In the future, if you have any subsequent pregnancies, these antibodies will attack a baby with a positive blood type.
Find out more in Rhesus Factor And Pregnancy: A Must Read If You Have Rh- Blood.
Heavy bleeding during pregnancy
If vaginal bleeding is heavy (i.e. it flows out and you’re passing clots) and if it’s accompanied by cramps, backache, and period-like discomfort, contact your hospital immediately.
Keep calm and remember, it is your blood you’re seeing, not the baby’s blood.
Urgent medical assessment and intervention are important to ensure you and your baby are safe.
What should I do if I’m bleeding during pregnancy?
Seek medical advice immediately.
In order to avoid any infections, don’t use a tampon if you experience pregnancy bleeding. Always use pads or a panty liner.
You can keep them to show care providers, as they might need to see the consistency. It’s ok – your doctor or midwife has seen plenty of blood before.
If the bleeding is light, and you have no pain, contact your midwife or obstetrician to discuss.
What if I’m experiencing a miscarriage?
If you’re experiencing a miscarriage, unfortunately, nothing can prevent it from occurring if you’re not yet 20 weeks.
The important thing is to take care of yourself emotionally and physically. Be kind to yourself; you aren’t responsible for a miscarriage happening.
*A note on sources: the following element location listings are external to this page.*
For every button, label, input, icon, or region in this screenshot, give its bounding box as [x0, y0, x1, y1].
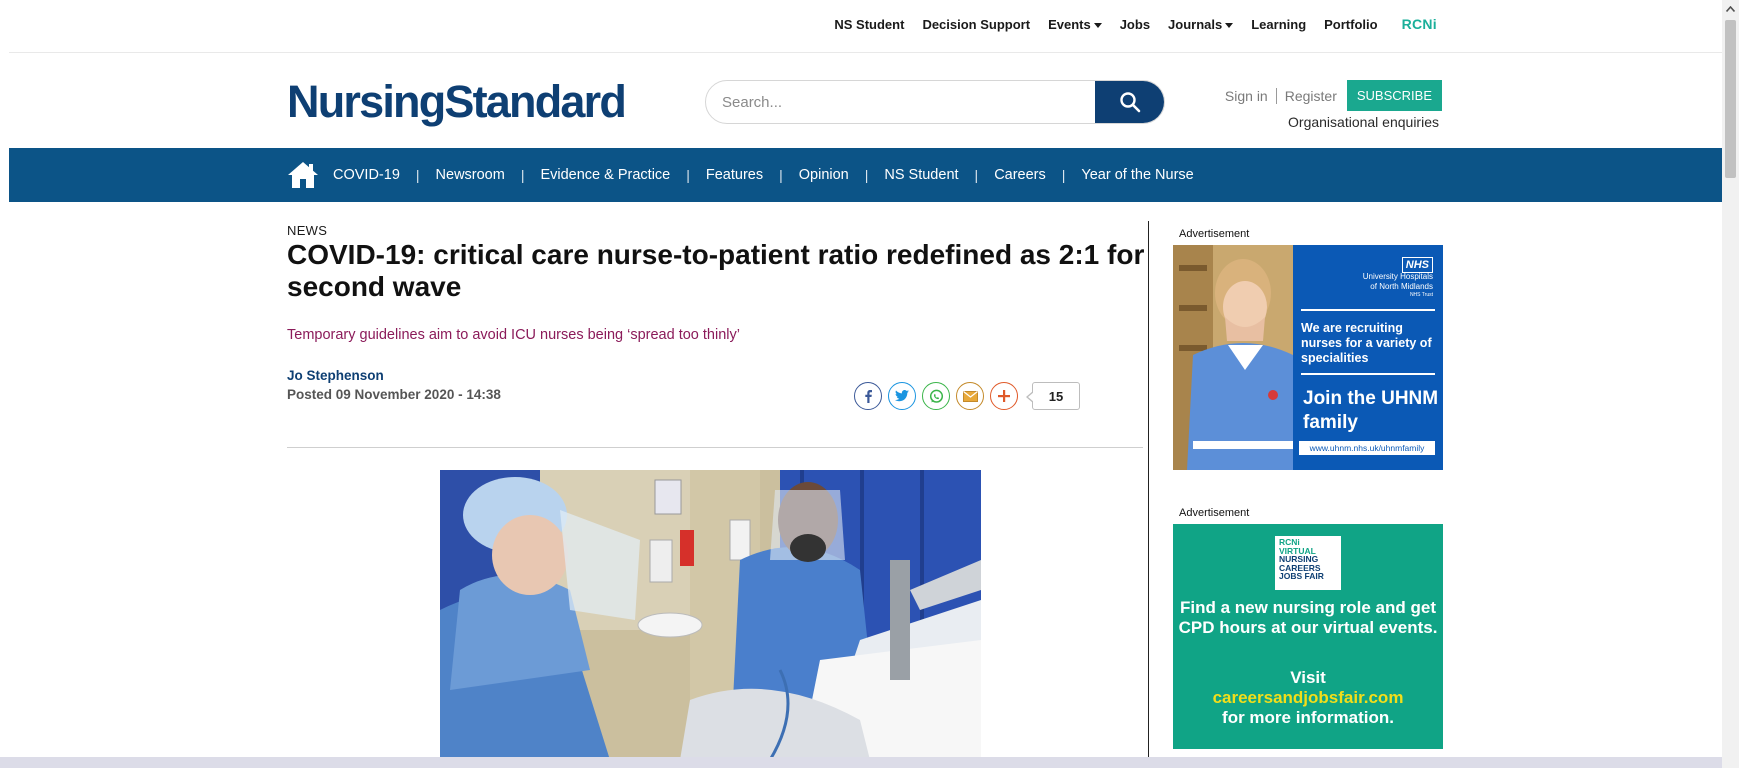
nav-separator: |	[415, 167, 420, 183]
caret-down-icon	[1093, 22, 1102, 28]
organisational-enquiries-link[interactable]: Organisational enquiries	[1288, 114, 1439, 130]
whatsapp-share-button[interactable]	[922, 382, 950, 410]
top-link-label: Learning	[1251, 16, 1307, 32]
account-links: Sign in Register SUBSCRIBE	[1225, 80, 1442, 111]
share-bar: 15	[854, 382, 1080, 410]
trust-name-line: NHS Trust	[1409, 292, 1433, 298]
ad-more-text: for more information.	[1222, 708, 1394, 727]
search-input[interactable]	[706, 81, 1096, 123]
register-link[interactable]: Register	[1285, 88, 1337, 104]
page: NS Student Decision Support Events Jobs …	[9, 0, 1722, 768]
plus-icon	[998, 390, 1010, 402]
facebook-share-button[interactable]	[854, 382, 882, 410]
scroll-up-button[interactable]	[1722, 0, 1739, 17]
nav-separator: |	[779, 167, 783, 183]
nav-item-newsroom[interactable]: Newsroom	[436, 167, 505, 183]
jobs-fair-logo: RCNi VIRTUAL NURSING CAREERS JOBS FAIR	[1275, 536, 1341, 590]
whatsapp-icon	[929, 389, 943, 403]
top-link-label: Journals	[1168, 16, 1223, 32]
divider	[287, 447, 1143, 448]
article-photo	[440, 470, 981, 760]
top-link-learning[interactable]: Learning	[1251, 17, 1306, 32]
article-standfirst: Temporary guidelines aim to avoid ICU nu…	[287, 327, 740, 343]
article-author[interactable]: Jo Stephenson	[287, 368, 384, 383]
search-button[interactable]	[1095, 81, 1164, 123]
chevron-up-icon	[1726, 5, 1735, 12]
nav-separator: |	[864, 167, 869, 183]
rcni-logo-link[interactable]: RCNi	[1402, 16, 1437, 32]
facebook-icon	[865, 390, 872, 403]
ad-url: careersandjobsfair.com	[1212, 688, 1404, 707]
top-link-journals[interactable]: Journals	[1168, 16, 1234, 32]
ad-recruit-text: We are recruiting nurses for a variety o…	[1301, 321, 1432, 365]
divider	[1275, 87, 1277, 104]
uhnm-recruitment-ad[interactable]: NHS University Hospitals of North Midlan…	[1173, 245, 1443, 470]
nav-separator: |	[974, 167, 979, 183]
subscribe-button[interactable]: SUBSCRIBE	[1346, 80, 1442, 111]
ad-body-text: Find a new nursing role and get CPD hour…	[1178, 598, 1438, 637]
vertical-scrollbar[interactable]	[1722, 0, 1739, 768]
divider	[1301, 309, 1435, 311]
nurse-photo	[1173, 245, 1293, 470]
advertisement-label: Advertisement	[1179, 507, 1250, 519]
top-link-portfolio[interactable]: Portfolio	[1324, 17, 1377, 32]
share-count: 15	[1026, 382, 1080, 410]
more-share-button[interactable]	[990, 382, 1018, 410]
search-box	[705, 80, 1165, 124]
ad-join-text: Join the UHNM family	[1303, 388, 1439, 433]
top-utility-bar: NS Student Decision Support Events Jobs …	[9, 0, 1722, 53]
nav-separator: |	[686, 167, 690, 183]
nav-item-features[interactable]: Features	[706, 167, 763, 183]
email-icon	[962, 390, 978, 402]
sign-in-link[interactable]: Sign in	[1225, 88, 1268, 104]
logo-line: JOBS FAIR	[1279, 571, 1324, 581]
caret-down-icon	[1225, 22, 1234, 28]
nav-item-year-of-the-nurse[interactable]: Year of the Nurse	[1081, 167, 1193, 183]
nav-separator: |	[520, 167, 525, 183]
bottom-banner-strip	[0, 757, 1739, 768]
top-links: NS Student Decision Support Events Jobs …	[816, 16, 1437, 32]
article-date: Posted 09 November 2020 - 14:38	[287, 387, 501, 402]
divider	[1301, 373, 1435, 375]
advertisement-label: Advertisement	[1179, 228, 1250, 240]
twitter-share-button[interactable]	[888, 382, 916, 410]
home-icon[interactable]	[287, 160, 319, 190]
main-nav-items: COVID-19 | Newsroom | Evidence & Practic…	[287, 148, 1194, 202]
top-link-events[interactable]: Events	[1048, 17, 1102, 32]
top-link-jobs[interactable]: Jobs	[1120, 17, 1150, 32]
article-headline: COVID-19: critical care nurse-to-patient…	[287, 239, 1145, 302]
top-link-label: Decision Support	[922, 16, 1031, 32]
article-kicker: NEWS	[287, 223, 328, 238]
top-link-label: Events	[1048, 16, 1091, 32]
scroll-thumb[interactable]	[1725, 20, 1736, 178]
nav-separator: |	[1061, 167, 1066, 183]
nav-item-careers[interactable]: Careers	[994, 167, 1046, 183]
top-link-decision-support[interactable]: Decision Support	[922, 17, 1030, 32]
top-link-ns-student[interactable]: NS Student	[834, 17, 904, 32]
site-logo[interactable]: NursingStandard	[287, 76, 627, 128]
nurses-in-icu-photo	[440, 470, 981, 760]
nav-item-opinion[interactable]: Opinion	[799, 167, 849, 183]
top-link-label: Jobs	[1119, 16, 1151, 32]
search-icon	[1119, 92, 1140, 113]
nav-item-covid-19[interactable]: COVID-19	[333, 167, 400, 183]
trust-name-line: of North Midlands	[1370, 282, 1433, 291]
nav-item-ns-student[interactable]: NS Student	[884, 167, 958, 183]
trust-name-line: University Hospitals	[1362, 272, 1433, 281]
ad-visit-text: Visit	[1290, 668, 1326, 687]
ad-url: www.uhnm.nhs.uk/uhnmfamily	[1299, 441, 1435, 455]
careers-jobs-fair-ad[interactable]: RCNi VIRTUAL NURSING CAREERS JOBS FAIR F…	[1173, 524, 1443, 749]
trust-name: University Hospitals of North Midlands N…	[1323, 272, 1433, 299]
email-share-button[interactable]	[956, 382, 984, 410]
top-link-label: NS Student	[834, 16, 905, 32]
top-link-label: Portfolio	[1324, 16, 1378, 32]
column-divider	[1148, 221, 1149, 768]
nav-item-evidence-practice[interactable]: Evidence & Practice	[540, 167, 670, 183]
main-nav: COVID-19 | Newsroom | Evidence & Practic…	[9, 148, 1722, 202]
nhs-logo: NHS	[1401, 257, 1433, 273]
twitter-icon	[895, 390, 909, 402]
If you experience a miscarriage, to feel more physically comfortable try:
- Paracetamol/Panadeine/Naprogesic (a drug designed for period pain) to ease the cramps
- Hot water bottle or heat pack for your tummy
- Tea and support from your partner and others
You might feel the vaginal loss of the developing fetus and other tissue; after that, the bleeding should settle and stop.
If you continue to bleed, you might need a surgical procedure called a dilation and curettage.
Your doctor can provide medical advice, diagnosis, or treatment, as well as counseling for your pregnancy loss.